Personal details
- Born: 16 September 1971 Gujranwala, Pakistan
- Died: 20 February 2007 (aged 35) Gujranwala, Pakistan
- Manner of death: Assassination by gunshot
- Occupation: Politician and activist for women's rights
- Known for: Provincial minister for social welfare in Punjab, she was shot and killed on February 20, 2007

= Zille Huma Usman =

Pakistani politician (1971–2007)

Zill-e-Huma Usman (ظل ہما عثمان; 16 September 1971 - 20 February 2007) was a Pakistani politician and women's rights activist. She served as a minister during the military dictatorship of Pervez Musharraf until her assassination.

==Personal life==
Zill-e-Huma earned her LLB in 1997 and later completed her master's degree in political science from the University of the Punjab, Lahore. Usman was married to Dr. Muhammad Usman Haider. They had two sons.

== Career ==
She was the only member of her family involved in politics and was affiliated with the Pakistan Muslim League (Q).

In the 2002 Pakistani general election, Usman contested for a seat in the Provincial Assembly of the Punjab, receiving a significant number of votes. From 2003 to 2006, she served as the parliamentary secretary for development and planning, and in 2006, she was appointed as the minister for social welfare for women.
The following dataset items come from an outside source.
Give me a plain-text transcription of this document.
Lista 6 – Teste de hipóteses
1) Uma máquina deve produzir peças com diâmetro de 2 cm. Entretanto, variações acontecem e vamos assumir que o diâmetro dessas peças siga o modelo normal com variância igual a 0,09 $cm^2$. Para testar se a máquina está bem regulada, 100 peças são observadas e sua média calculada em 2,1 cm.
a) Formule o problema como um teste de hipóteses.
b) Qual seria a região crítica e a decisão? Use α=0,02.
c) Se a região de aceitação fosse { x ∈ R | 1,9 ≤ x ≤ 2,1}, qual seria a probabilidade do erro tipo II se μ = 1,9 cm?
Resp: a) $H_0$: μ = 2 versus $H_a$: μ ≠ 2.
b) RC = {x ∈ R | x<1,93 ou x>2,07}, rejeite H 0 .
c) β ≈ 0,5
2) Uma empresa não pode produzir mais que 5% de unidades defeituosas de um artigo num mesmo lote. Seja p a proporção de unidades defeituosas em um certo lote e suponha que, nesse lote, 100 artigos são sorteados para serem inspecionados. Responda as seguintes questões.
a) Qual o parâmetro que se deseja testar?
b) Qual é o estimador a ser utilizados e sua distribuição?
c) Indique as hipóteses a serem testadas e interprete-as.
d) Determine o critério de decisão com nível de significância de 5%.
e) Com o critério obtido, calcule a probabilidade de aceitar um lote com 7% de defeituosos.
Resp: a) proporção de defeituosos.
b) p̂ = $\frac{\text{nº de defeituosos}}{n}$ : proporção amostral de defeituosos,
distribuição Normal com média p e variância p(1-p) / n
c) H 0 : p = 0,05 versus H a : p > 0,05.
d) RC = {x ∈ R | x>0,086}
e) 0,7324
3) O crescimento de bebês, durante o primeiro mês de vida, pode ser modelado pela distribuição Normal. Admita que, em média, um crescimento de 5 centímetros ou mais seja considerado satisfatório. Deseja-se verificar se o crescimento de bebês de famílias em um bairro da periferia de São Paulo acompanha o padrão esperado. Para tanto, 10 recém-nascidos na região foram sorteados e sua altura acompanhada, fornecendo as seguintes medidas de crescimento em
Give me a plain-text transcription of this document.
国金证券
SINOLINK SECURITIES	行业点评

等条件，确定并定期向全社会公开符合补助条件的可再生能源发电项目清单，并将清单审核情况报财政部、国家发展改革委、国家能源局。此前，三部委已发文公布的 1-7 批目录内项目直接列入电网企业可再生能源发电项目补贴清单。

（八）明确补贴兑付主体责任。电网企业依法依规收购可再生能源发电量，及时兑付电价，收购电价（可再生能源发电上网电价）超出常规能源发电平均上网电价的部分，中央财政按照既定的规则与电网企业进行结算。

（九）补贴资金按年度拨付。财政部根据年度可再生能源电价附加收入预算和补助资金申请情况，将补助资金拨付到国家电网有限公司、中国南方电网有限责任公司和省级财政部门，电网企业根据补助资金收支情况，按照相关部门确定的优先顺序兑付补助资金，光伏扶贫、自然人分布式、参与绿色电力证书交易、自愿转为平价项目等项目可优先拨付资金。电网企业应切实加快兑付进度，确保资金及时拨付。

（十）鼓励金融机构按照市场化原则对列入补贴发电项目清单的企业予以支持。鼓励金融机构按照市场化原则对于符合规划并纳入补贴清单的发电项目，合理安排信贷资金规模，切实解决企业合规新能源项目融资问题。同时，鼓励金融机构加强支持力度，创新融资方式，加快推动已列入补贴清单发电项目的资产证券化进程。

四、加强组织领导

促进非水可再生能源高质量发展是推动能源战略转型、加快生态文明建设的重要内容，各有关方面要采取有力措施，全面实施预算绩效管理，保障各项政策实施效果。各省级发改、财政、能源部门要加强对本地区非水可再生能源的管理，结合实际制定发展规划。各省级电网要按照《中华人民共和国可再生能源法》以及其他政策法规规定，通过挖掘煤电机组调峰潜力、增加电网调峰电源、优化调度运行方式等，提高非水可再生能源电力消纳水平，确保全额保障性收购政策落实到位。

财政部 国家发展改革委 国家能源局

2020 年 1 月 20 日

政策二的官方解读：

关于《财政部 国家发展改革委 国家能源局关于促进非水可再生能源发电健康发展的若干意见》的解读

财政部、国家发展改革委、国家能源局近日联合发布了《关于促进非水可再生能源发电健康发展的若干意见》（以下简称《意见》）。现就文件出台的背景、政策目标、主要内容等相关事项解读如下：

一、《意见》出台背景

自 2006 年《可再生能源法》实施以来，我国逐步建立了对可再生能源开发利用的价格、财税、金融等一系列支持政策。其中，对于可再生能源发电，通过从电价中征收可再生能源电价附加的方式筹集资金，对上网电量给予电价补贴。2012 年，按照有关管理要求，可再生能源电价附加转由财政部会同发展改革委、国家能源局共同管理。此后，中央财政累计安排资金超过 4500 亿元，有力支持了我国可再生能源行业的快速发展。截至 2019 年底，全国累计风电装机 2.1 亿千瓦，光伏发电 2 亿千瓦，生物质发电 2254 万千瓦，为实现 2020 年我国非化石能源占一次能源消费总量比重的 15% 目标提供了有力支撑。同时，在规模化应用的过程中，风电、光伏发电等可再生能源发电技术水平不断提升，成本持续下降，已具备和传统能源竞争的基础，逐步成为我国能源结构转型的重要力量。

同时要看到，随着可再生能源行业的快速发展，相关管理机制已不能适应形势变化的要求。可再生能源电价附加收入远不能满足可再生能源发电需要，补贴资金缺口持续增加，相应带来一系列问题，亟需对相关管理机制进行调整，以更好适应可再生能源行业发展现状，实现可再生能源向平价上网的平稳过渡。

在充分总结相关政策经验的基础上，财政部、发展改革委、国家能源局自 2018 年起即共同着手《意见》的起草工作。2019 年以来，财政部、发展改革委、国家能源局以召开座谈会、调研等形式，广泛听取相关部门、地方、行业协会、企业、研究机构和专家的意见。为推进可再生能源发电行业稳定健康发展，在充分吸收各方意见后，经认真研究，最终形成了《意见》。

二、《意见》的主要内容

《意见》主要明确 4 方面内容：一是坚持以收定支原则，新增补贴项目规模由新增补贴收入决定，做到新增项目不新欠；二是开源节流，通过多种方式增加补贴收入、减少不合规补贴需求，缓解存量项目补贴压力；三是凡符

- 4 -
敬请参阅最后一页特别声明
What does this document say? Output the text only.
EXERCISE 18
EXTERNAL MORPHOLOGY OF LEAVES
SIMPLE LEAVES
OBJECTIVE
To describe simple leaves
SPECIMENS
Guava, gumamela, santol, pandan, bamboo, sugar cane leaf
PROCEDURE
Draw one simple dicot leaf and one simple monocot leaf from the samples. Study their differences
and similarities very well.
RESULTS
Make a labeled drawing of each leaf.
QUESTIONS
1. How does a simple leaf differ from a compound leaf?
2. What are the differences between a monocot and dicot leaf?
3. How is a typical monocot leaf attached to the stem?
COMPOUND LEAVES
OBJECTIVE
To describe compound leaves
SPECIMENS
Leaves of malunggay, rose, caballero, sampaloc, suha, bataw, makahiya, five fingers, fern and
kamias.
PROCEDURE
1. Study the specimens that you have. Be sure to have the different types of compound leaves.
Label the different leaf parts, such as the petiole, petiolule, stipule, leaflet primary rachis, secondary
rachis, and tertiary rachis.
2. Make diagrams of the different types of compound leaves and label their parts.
==Assassination and trial==
While serving as the Provincial Minister for Social Welfare in Punjab, Usman was shot and killed on 20 February 2007 in Gujranwala, 70 km (43 miles) north of Lahore. She was meeting with party members when a man in the group opened fire, hitting her in the head. Usman was initially taken to a local hospital in Gujranwala but then airlifted to Lahore. She succumbed to her injuries during surgery.

Her assassin, Mohammed Sarwar, was reportedly motivated by what he considered her refusal to adhere to the Islamic code of dress and his opposition to women's involvement in politics. Sarwar had previously been imprisoned for murder and mutilation of four prostitutes and stated in a television interview, “I will kill all those women who do not follow the right path, if I am freed again”. On 20 March 2007, he was sentenced to death. He died of tuberculosis in Central Jail Lahore on 27 January 2012.